// overview
What happened
On March 7, 2017, the Apache Foundation disclosed CVE-2017-5638 — a remote code execution vulnerability in Apache Struts 2's Jakarta Multipart parser. Equifax's internal security team circulated an email instructing IT to patch affected systems within 48 hours. The patch was not applied to a public-facing consumer dispute portal.
On May 13, 2017, attackers exploited the unpatched Struts vulnerability and gained shell access. Over the next 76 days they moved laterally through Equifax's network, used unencrypted credentials stored in plaintext on a file share, and exfiltrated detailed credit records of 147.9 million Americans, 15.2 million British, and roughly 19,000 Canadians.
Internal monitoring failed because an expired SSL certificate on a network inspection appliance had not been renewed for 19 months — meaning encrypted exfiltration traffic was never inspected. The intrusion was finally detected on July 29, 2017, after the certificate was renewed and the appliance immediately flagged the traffic.

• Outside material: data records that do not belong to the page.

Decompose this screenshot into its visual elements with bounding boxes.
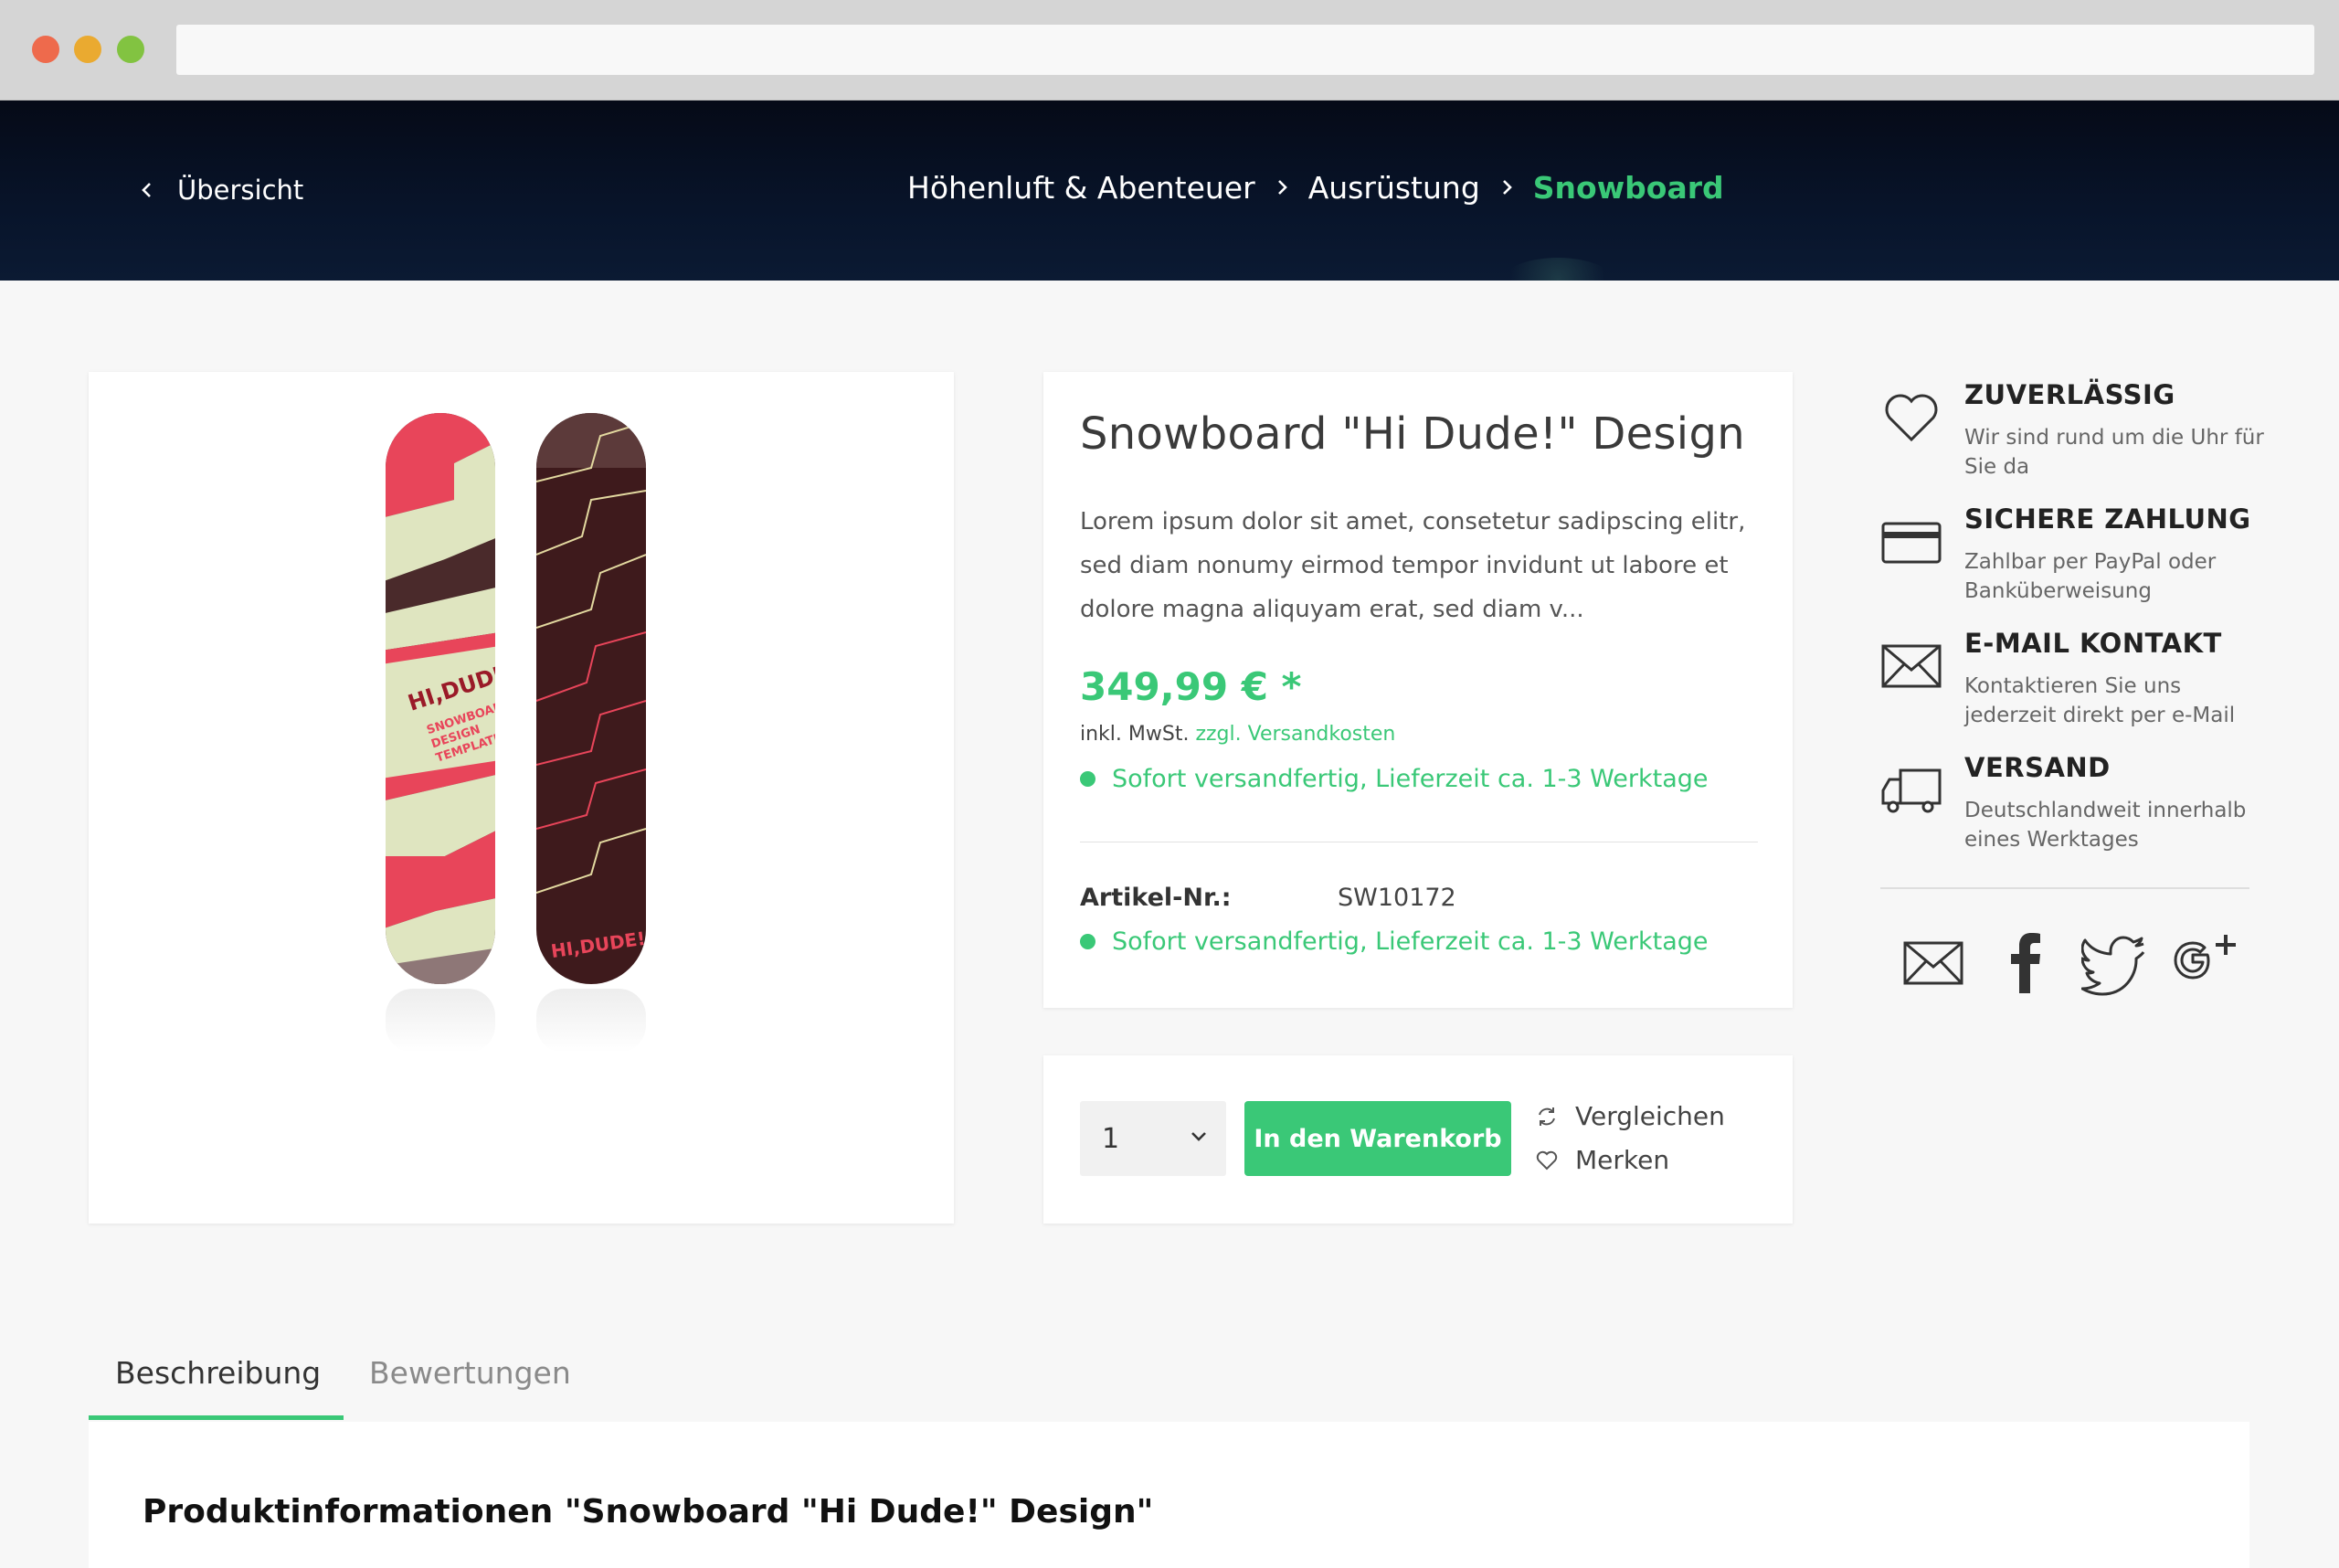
product-image[interactable]: HI,DUDE! SNOWBOARD DESIGN TEMPLATE HI,DU… bbox=[381, 399, 673, 1057]
quantity-select[interactable]: 1 bbox=[1080, 1101, 1226, 1176]
remember-label: Merken bbox=[1575, 1145, 1670, 1175]
delivery-status-text: Sofort versandfertig, Lieferzeit ca. 1-3… bbox=[1112, 765, 1709, 793]
back-to-overview-link[interactable]: Übersicht bbox=[137, 172, 303, 208]
product-info-heading: Produktinformationen "Snowboard "Hi Dude… bbox=[143, 1493, 1154, 1531]
active-tab-indicator bbox=[89, 1415, 344, 1420]
product-short-description: Lorem ipsum dolor sit amet, consetetur s… bbox=[1080, 508, 1746, 623]
chevron-down-icon bbox=[1191, 1132, 1206, 1141]
tab-description[interactable]: Beschreibung bbox=[115, 1355, 321, 1391]
divider bbox=[1880, 887, 2249, 889]
usp-text: Wir sind rund um die Uhr für Sie da bbox=[1964, 426, 2264, 479]
browser-window-chrome bbox=[0, 0, 2339, 101]
category-header: Übersicht Höhenluft & Abenteuer Ausrüstu… bbox=[0, 101, 2339, 281]
product-title: Snowboard "Hi Dude!" Design bbox=[1080, 408, 1745, 460]
usp-title: SICHERE ZAHLUNG bbox=[1964, 503, 2251, 535]
chevron-right-icon bbox=[1277, 180, 1287, 195]
tax-label: inkl. MwSt. bbox=[1080, 723, 1190, 746]
compare-label: Vergleichen bbox=[1575, 1101, 1725, 1131]
breadcrumb-current[interactable]: Snowboard bbox=[1533, 170, 1724, 206]
status-dot-icon bbox=[1080, 771, 1095, 787]
quantity-value: 1 bbox=[1102, 1122, 1120, 1155]
twitter-icon[interactable] bbox=[2081, 927, 2150, 996]
delivery-status: Sofort versandfertig, Lieferzeit ca. 1-3… bbox=[1080, 765, 1709, 793]
remember-link[interactable]: Merken bbox=[1535, 1145, 1669, 1175]
google-plus-icon[interactable] bbox=[2173, 927, 2241, 996]
mail-share-icon[interactable] bbox=[1900, 927, 1969, 996]
buy-box: 1 In den Warenkorb Vergleichen Merken bbox=[1043, 1055, 1793, 1224]
usp-title: ZUVERLÄSSIG bbox=[1964, 379, 2175, 410]
product-info-card: Snowboard "Hi Dude!" Design Lorem ipsum … bbox=[1043, 372, 1793, 1008]
tax-info: inkl. MwSt. zzgl. Versandkosten bbox=[1080, 723, 1395, 746]
usp-text: Kontaktieren Sie uns jederzeit direkt pe… bbox=[1964, 674, 2236, 727]
minimize-window-button[interactable] bbox=[74, 36, 101, 63]
chevron-left-icon bbox=[142, 183, 151, 197]
facebook-icon[interactable] bbox=[1992, 927, 2060, 996]
usp-title: E-MAIL KONTAKT bbox=[1964, 628, 2222, 659]
heart-icon bbox=[1885, 394, 1938, 442]
header-background-decoration bbox=[1498, 258, 1617, 281]
article-number-label: Artikel-Nr.: bbox=[1080, 884, 1232, 912]
back-link-label: Übersicht bbox=[177, 175, 304, 206]
maximize-window-button[interactable] bbox=[117, 36, 144, 63]
usp-title: VERSAND bbox=[1964, 752, 2111, 783]
breadcrumb-item[interactable]: Höhenluft & Abenteuer bbox=[907, 170, 1255, 206]
delivery-status-text: Sofort versandfertig, Lieferzeit ca. 1-3… bbox=[1112, 927, 1709, 956]
credit-card-icon bbox=[1881, 522, 1942, 564]
breadcrumb-item[interactable]: Ausrüstung bbox=[1308, 170, 1480, 206]
product-image-card: HI,DUDE! SNOWBOARD DESIGN TEMPLATE HI,DU… bbox=[89, 372, 954, 1224]
heart-icon bbox=[1536, 1150, 1558, 1170]
tab-reviews[interactable]: Bewertungen bbox=[369, 1355, 571, 1391]
shipping-costs-link[interactable]: zzgl. Versandkosten bbox=[1195, 723, 1395, 746]
usp-text: Deutschlandweit innerhalb eines Werktage… bbox=[1964, 799, 2247, 852]
chevron-right-icon bbox=[1502, 180, 1512, 195]
address-bar[interactable] bbox=[176, 25, 2314, 75]
compare-link[interactable]: Vergleichen bbox=[1535, 1101, 1725, 1131]
article-number-value: SW10172 bbox=[1338, 884, 1456, 912]
product-price: 349,99 € * bbox=[1080, 664, 1302, 709]
tab-content-panel: Produktinformationen "Snowboard "Hi Dude… bbox=[89, 1422, 2249, 1568]
delivery-status: Sofort versandfertig, Lieferzeit ca. 1-3… bbox=[1080, 927, 1709, 956]
breadcrumb: Höhenluft & Abenteuer Ausrüstung Snowboa… bbox=[907, 164, 1724, 210]
refresh-icon bbox=[1539, 1107, 1555, 1126]
add-to-cart-button[interactable]: In den Warenkorb bbox=[1244, 1101, 1511, 1176]
truck-icon bbox=[1881, 768, 1942, 813]
close-window-button[interactable] bbox=[32, 36, 59, 63]
mail-icon bbox=[1881, 644, 1942, 688]
status-dot-icon bbox=[1080, 934, 1095, 949]
usp-text: Zahlbar per PayPal oder Banküberweisung bbox=[1964, 550, 2217, 603]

Equifax disclosed the breach publicly on September 7, 2017. Three executives, including the CFO, sold roughly $1.8 million in stock between the internal discovery and public disclosure (later cleared of insider trading). The CEO retired with $90 million in compensation. In 2020 the DOJ indicted four officers of the Chinese People's Liberation Army 54th Research Institute. Equifax settled with the FTC and state attorneys general for up to $700 million.
// timeline
How it unfolded
Mar 7, 2017
Apache discloses CVE-2017-5638 in Struts 2.
Mar 8–9, 2017
Equifax internal email instructs IT to patch within 48 hours.
May 13, 2017
Attackers exploit unpatched portal; persistent access established.
May 13 – Jul 29, 2017
76 days of undetected exfiltration.
Jul 29, 2017
Expired SSL inspection certificate renewed; exfiltration traffic detected.
Sep 7, 2017
Public disclosure; consumer outrage at clumsy enrollment site.
Jul 22, 2019
$700M FTC settlement announced.
Feb 10, 2020
DOJ indicts four PLA officers for the intrusion.
// damage
Impact and scale
Equifax held detailed credit data on people who never consented to be its customers — credit bureaus collect data passively from lenders. The breach exposed roughly 56 percent of US adults to permanent identity-theft risk. Three Equifax executives sold $1.8 million in stock in the window between internal discovery and public disclosure, drawing SEC scrutiny.
// affected
Who was hit
- 147.9 million US consumers (~56% of US adults)
- 15.2 million UK consumers
- Roughly 19,000 Canadian consumers
- Equifax shareholders (~35% stock-price drop in week of disclosure)
// lessons
Key takeaways
- Asset inventory is non-negotiable: you cannot patch what you do not know you operate.
- Network inspection appliances with expired certificates are silent failure modes — monitor your monitors.
- Plaintext credentials on file shares turn one shell into the keys to the kingdom.
- Credit bureaus hold data on people who never opted in; the policy debate about data brokers traces directly to this breach.